Prior to the hearing, the African Canadian Legal Clinic, the Metro Toronto Chinese & Southeast Asian Legal Clinic and the South Asian Legal Clinic of Ontario (the “Coalition”), the Ontario Human Rights Commission (the “Commission”), and the OIPRD were permitted to intervene. Mr. de Lottinville was represented by the Human Rights Legal Support Centre.

In its precedent-setting decision, a three-person panel of the Tribunal found that section 45.1 should not be applied to dismiss an HRTO application on the basis that the allegations of police misconduct underlying the application have been addressed through a PSA complaint. 
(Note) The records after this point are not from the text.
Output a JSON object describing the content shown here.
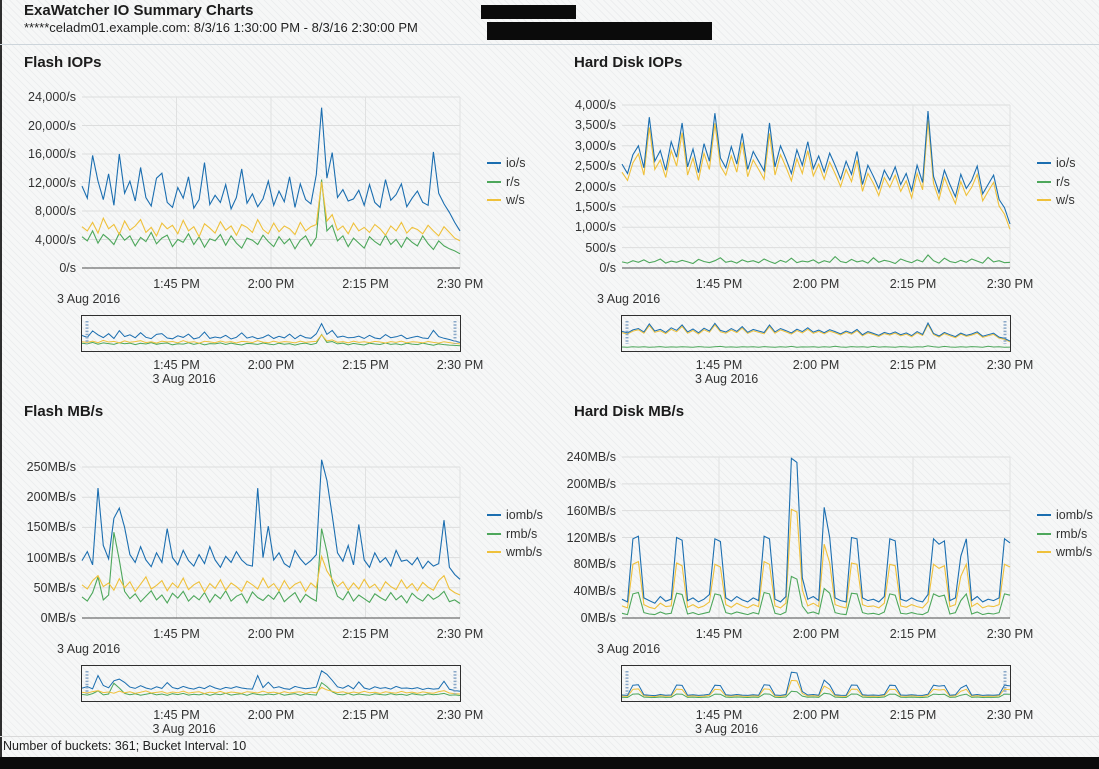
{
  "header": {
    "title": "ExaWatcher IO Summary Charts",
    "subtitle": "*****celadm01.example.com: 8/3/16 1:30:00 PM - 8/3/16 2:30:00 PM"
  },
  "footer": {
    "text": "Number of buckets: 361; Bucket Interval: 10"
  },
  "colors": {
    "io": "#1b6eb0",
    "read": "#4da75b",
    "write": "#efc13b",
    "redaction": "#0b0b0b"
  },
  "chart_data": [
    {
      "type": "line",
      "title": "Flash IOPs",
      "date": "3 Aug 2016",
      "xticks": [
        "1:45 PM",
        "2:00 PM",
        "2:15 PM",
        "2:30 PM"
      ],
      "yticks": [
        "24,000/s",
        "20,000/s",
        "16,000/s",
        "12,000/s",
        "8,000/s",
        "4,000/s",
        "0/s"
      ],
      "ymax": 24000,
      "legend_position": "right",
      "grid": true,
      "series": [
        {
          "name": "io/s",
          "color": "#1b6eb0",
          "scale": 100,
          "values": [
            115,
            98,
            158,
            122,
            96,
            132,
            88,
            160,
            105,
            122,
            94,
            141,
            99,
            87,
            126,
            133,
            92,
            85,
            113,
            98,
            128,
            84,
            96,
            148,
            89,
            102,
            92,
            117,
            83,
            99,
            139,
            91,
            104,
            86,
            97,
            122,
            88,
            108,
            93,
            128,
            85,
            118,
            96,
            90,
            131,
            225,
            126,
            162,
            99,
            110,
            94,
            97,
            109,
            88,
            117,
            92,
            85,
            124,
            95,
            103,
            118,
            86,
            98,
            108,
            92,
            88,
            163,
            105,
            90,
            78,
            64,
            52
          ]
        },
        {
          "name": "r/s",
          "color": "#4da75b",
          "scale": 100,
          "values": [
            44,
            38,
            52,
            35,
            47,
            41,
            33,
            49,
            39,
            45,
            31,
            43,
            37,
            50,
            34,
            42,
            46,
            30,
            40,
            36,
            48,
            33,
            44,
            29,
            41,
            38,
            47,
            32,
            45,
            35,
            28,
            42,
            39,
            33,
            46,
            37,
            30,
            44,
            34,
            41,
            27,
            39,
            45,
            31,
            43,
            124,
            52,
            60,
            38,
            45,
            30,
            42,
            35,
            28,
            44,
            37,
            32,
            46,
            33,
            40,
            29,
            43,
            36,
            31,
            45,
            34,
            26,
            38,
            31,
            27,
            24,
            20
          ]
        },
        {
          "name": "w/s",
          "color": "#efc13b",
          "scale": 100,
          "values": [
            58,
            52,
            64,
            49,
            70,
            55,
            61,
            47,
            66,
            53,
            59,
            68,
            50,
            57,
            45,
            63,
            55,
            60,
            48,
            67,
            52,
            58,
            44,
            62,
            56,
            49,
            65,
            53,
            59,
            46,
            61,
            57,
            50,
            68,
            54,
            48,
            63,
            51,
            59,
            55,
            47,
            64,
            52,
            58,
            61,
            121,
            66,
            75,
            53,
            59,
            48,
            63,
            52,
            57,
            50,
            61,
            55,
            46,
            59,
            52,
            64,
            49,
            57,
            54,
            48,
            60,
            52,
            45,
            58,
            50,
            42,
            38
          ]
        }
      ]
    },
    {
      "type": "line",
      "title": "Hard Disk IOPs",
      "date": "3 Aug 2016",
      "xticks": [
        "1:45 PM",
        "2:00 PM",
        "2:15 PM",
        "2:30 PM"
      ],
      "yticks": [
        "4,000/s",
        "3,500/s",
        "3,000/s",
        "2,500/s",
        "2,000/s",
        "1,500/s",
        "1,000/s",
        "500/s",
        "0/s"
      ],
      "ymax": 4000,
      "legend_position": "right",
      "grid": true,
      "series": [
        {
          "name": "io/s",
          "color": "#1b6eb0",
          "scale": 10,
          "values": [
            255,
            232,
            278,
            300,
            246,
            370,
            262,
            288,
            240,
            310,
            272,
            356,
            248,
            292,
            234,
            305,
            262,
            380,
            270,
            246,
            298,
            255,
            330,
            242,
            286,
            262,
            238,
            356,
            248,
            300,
            268,
            232,
            290,
            252,
            310,
            244,
            275,
            236,
            282,
            252,
            218,
            262,
            230,
            286,
            205,
            252,
            225,
            195,
            240,
            216,
            248,
            205,
            232,
            190,
            252,
            210,
            385,
            225,
            185,
            240,
            205,
            175,
            230,
            195,
            215,
            250,
            182,
            205,
            228,
            168,
            148,
            108
          ]
        },
        {
          "name": "r/s",
          "color": "#4da75b",
          "scale": 10,
          "values": [
            15,
            12,
            18,
            14,
            20,
            13,
            16,
            22,
            12,
            17,
            14,
            19,
            15,
            11,
            21,
            16,
            13,
            18,
            25,
            14,
            17,
            12,
            20,
            15,
            18,
            13,
            22,
            16,
            11,
            19,
            14,
            24,
            13,
            17,
            15,
            20,
            12,
            18,
            14,
            28,
            16,
            13,
            21,
            15,
            18,
            12,
            25,
            14,
            19,
            16,
            11,
            22,
            17,
            13,
            20,
            15,
            32,
            18,
            12,
            24,
            16,
            13,
            19,
            14,
            22,
            17,
            12,
            26,
            15,
            18,
            13,
            14
          ]
        },
        {
          "name": "w/s",
          "color": "#efc13b",
          "scale": 10,
          "values": [
            235,
            215,
            258,
            280,
            228,
            345,
            242,
            265,
            222,
            288,
            250,
            332,
            228,
            270,
            215,
            282,
            242,
            355,
            250,
            228,
            275,
            235,
            308,
            224,
            265,
            242,
            218,
            330,
            228,
            278,
            248,
            214,
            268,
            232,
            288,
            226,
            255,
            218,
            260,
            232,
            200,
            242,
            212,
            265,
            188,
            232,
            208,
            178,
            222,
            198,
            228,
            188,
            214,
            172,
            232,
            192,
            362,
            208,
            168,
            222,
            188,
            158,
            212,
            178,
            198,
            230,
            165,
            188,
            210,
            152,
            132,
            95
          ]
        }
      ]
    },
    {
      "type": "line",
      "title": "Flash MB/s",
      "date": "3 Aug 2016",
      "xticks": [
        "1:45 PM",
        "2:00 PM",
        "2:15 PM",
        "2:30 PM"
      ],
      "yticks": [
        "250MB/s",
        "200MB/s",
        "150MB/s",
        "100MB/s",
        "50MB/s",
        "0MB/s"
      ],
      "ymax": 250,
      "legend_position": "right",
      "grid": true,
      "series": [
        {
          "name": "iomb/s",
          "color": "#1b6eb0",
          "scale": 1,
          "values": [
            95,
            110,
            88,
            215,
            120,
            98,
            165,
            182,
            150,
            105,
            92,
            118,
            96,
            85,
            108,
            92,
            148,
            100,
            88,
            112,
            95,
            86,
            105,
            90,
            118,
            96,
            84,
            102,
            92,
            110,
            96,
            88,
            86,
            215,
            100,
            152,
            96,
            108,
            90,
            84,
            112,
            98,
            88,
            95,
            105,
            262,
            228,
            170,
            108,
            94,
            120,
            88,
            155,
            96,
            84,
            108,
            92,
            100,
            86,
            112,
            94,
            96,
            88,
            100,
            82,
            94,
            86,
            90,
            162,
            84,
            72,
            64
          ]
        },
        {
          "name": "rmb/s",
          "color": "#4da75b",
          "scale": 1,
          "values": [
            35,
            28,
            42,
            68,
            30,
            38,
            142,
            96,
            44,
            32,
            40,
            27,
            36,
            45,
            30,
            38,
            25,
            41,
            33,
            44,
            28,
            37,
            30,
            42,
            26,
            39,
            32,
            45,
            28,
            36,
            40,
            25,
            43,
            34,
            29,
            38,
            31,
            44,
            27,
            35,
            42,
            26,
            39,
            33,
            28,
            148,
            110,
            60,
            36,
            30,
            44,
            28,
            38,
            32,
            26,
            40,
            34,
            29,
            42,
            30,
            37,
            25,
            41,
            33,
            28,
            39,
            31,
            36,
            44,
            27,
            30,
            24
          ]
        },
        {
          "name": "wmb/s",
          "color": "#efc13b",
          "scale": 1,
          "values": [
            55,
            48,
            62,
            70,
            52,
            58,
            46,
            65,
            50,
            60,
            44,
            56,
            68,
            48,
            54,
            62,
            45,
            58,
            50,
            66,
            47,
            55,
            60,
            43,
            57,
            49,
            63,
            46,
            58,
            52,
            44,
            61,
            55,
            48,
            66,
            50,
            57,
            45,
            62,
            48,
            56,
            60,
            44,
            58,
            50,
            102,
            78,
            64,
            52,
            60,
            46,
            58,
            48,
            64,
            50,
            56,
            44,
            60,
            52,
            47,
            63,
            49,
            57,
            45,
            59,
            51,
            46,
            62,
            70,
            48,
            42,
            38
          ]
        }
      ]
    },
    {
      "type": "line",
      "title": "Hard Disk MB/s",
      "date": "3 Aug 2016",
      "xticks": [
        "1:45 PM",
        "2:00 PM",
        "2:15 PM",
        "2:30 PM"
      ],
      "yticks": [
        "240MB/s",
        "200MB/s",
        "160MB/s",
        "120MB/s",
        "80MB/s",
        "40MB/s",
        "0MB/s"
      ],
      "ymax": 240,
      "legend_position": "right",
      "grid": true,
      "series": [
        {
          "name": "iomb/s",
          "color": "#1b6eb0",
          "scale": 1,
          "values": [
            28,
            24,
            118,
            122,
            30,
            26,
            22,
            32,
            25,
            28,
            120,
            116,
            26,
            30,
            24,
            28,
            35,
            118,
            114,
            30,
            25,
            32,
            27,
            24,
            30,
            26,
            122,
            118,
            28,
            24,
            32,
            238,
            232,
            60,
            28,
            32,
            26,
            165,
            120,
            30,
            26,
            24,
            120,
            118,
            30,
            26,
            28,
            24,
            32,
            118,
            115,
            28,
            25,
            30,
            26,
            24,
            35,
            118,
            110,
            115,
            26,
            30,
            92,
            118,
            26,
            32,
            24,
            28,
            26,
            30,
            118,
            112
          ]
        },
        {
          "name": "rmb/s",
          "color": "#4da75b",
          "scale": 1,
          "values": [
            7,
            5,
            36,
            38,
            8,
            6,
            5,
            9,
            6,
            7,
            37,
            35,
            6,
            8,
            5,
            7,
            9,
            36,
            34,
            8,
            6,
            9,
            7,
            5,
            8,
            6,
            38,
            36,
            7,
            5,
            9,
            62,
            58,
            18,
            7,
            9,
            6,
            44,
            37,
            8,
            6,
            5,
            37,
            36,
            8,
            6,
            7,
            5,
            9,
            36,
            34,
            7,
            6,
            8,
            6,
            5,
            9,
            36,
            32,
            34,
            6,
            8,
            26,
            36,
            6,
            9,
            5,
            7,
            6,
            8,
            36,
            34
          ]
        },
        {
          "name": "wmb/s",
          "color": "#efc13b",
          "scale": 1,
          "values": [
            18,
            15,
            80,
            84,
            20,
            16,
            14,
            22,
            17,
            18,
            82,
            78,
            16,
            20,
            15,
            18,
            24,
            80,
            76,
            20,
            16,
            22,
            18,
            15,
            20,
            17,
            84,
            80,
            18,
            15,
            22,
            162,
            158,
            42,
            18,
            22,
            17,
            110,
            82,
            20,
            17,
            15,
            82,
            80,
            20,
            17,
            18,
            15,
            22,
            80,
            78,
            18,
            16,
            20,
            17,
            15,
            24,
            80,
            74,
            78,
            17,
            20,
            62,
            80,
            17,
            22,
            15,
            18,
            17,
            20,
            80,
            76
          ]
        }
      ]
    }
  ]
}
The Ontario Provincial Police filed an application for judicial review at the Divisional Court challenging the HRTO’s decision.  The Commission is intervening again.  At issue is the interpretation of section 45.1 of the Code and access to justice for human rights claimants, specifically, the right of human rights claimants to pursue officer misconduct complaints under the PSA and human rights applications at the HRTO.  The Commission will also be making submissions in Kodama, another judicial review application dealing with the interpretation of section 45.1, but in the context of complaints to the College of Physicians and Surgeons of Ontario.  Both cases will be heard on April 20-22, 2015 at Osgoode Hall, 130 Queen Street West in Toronto.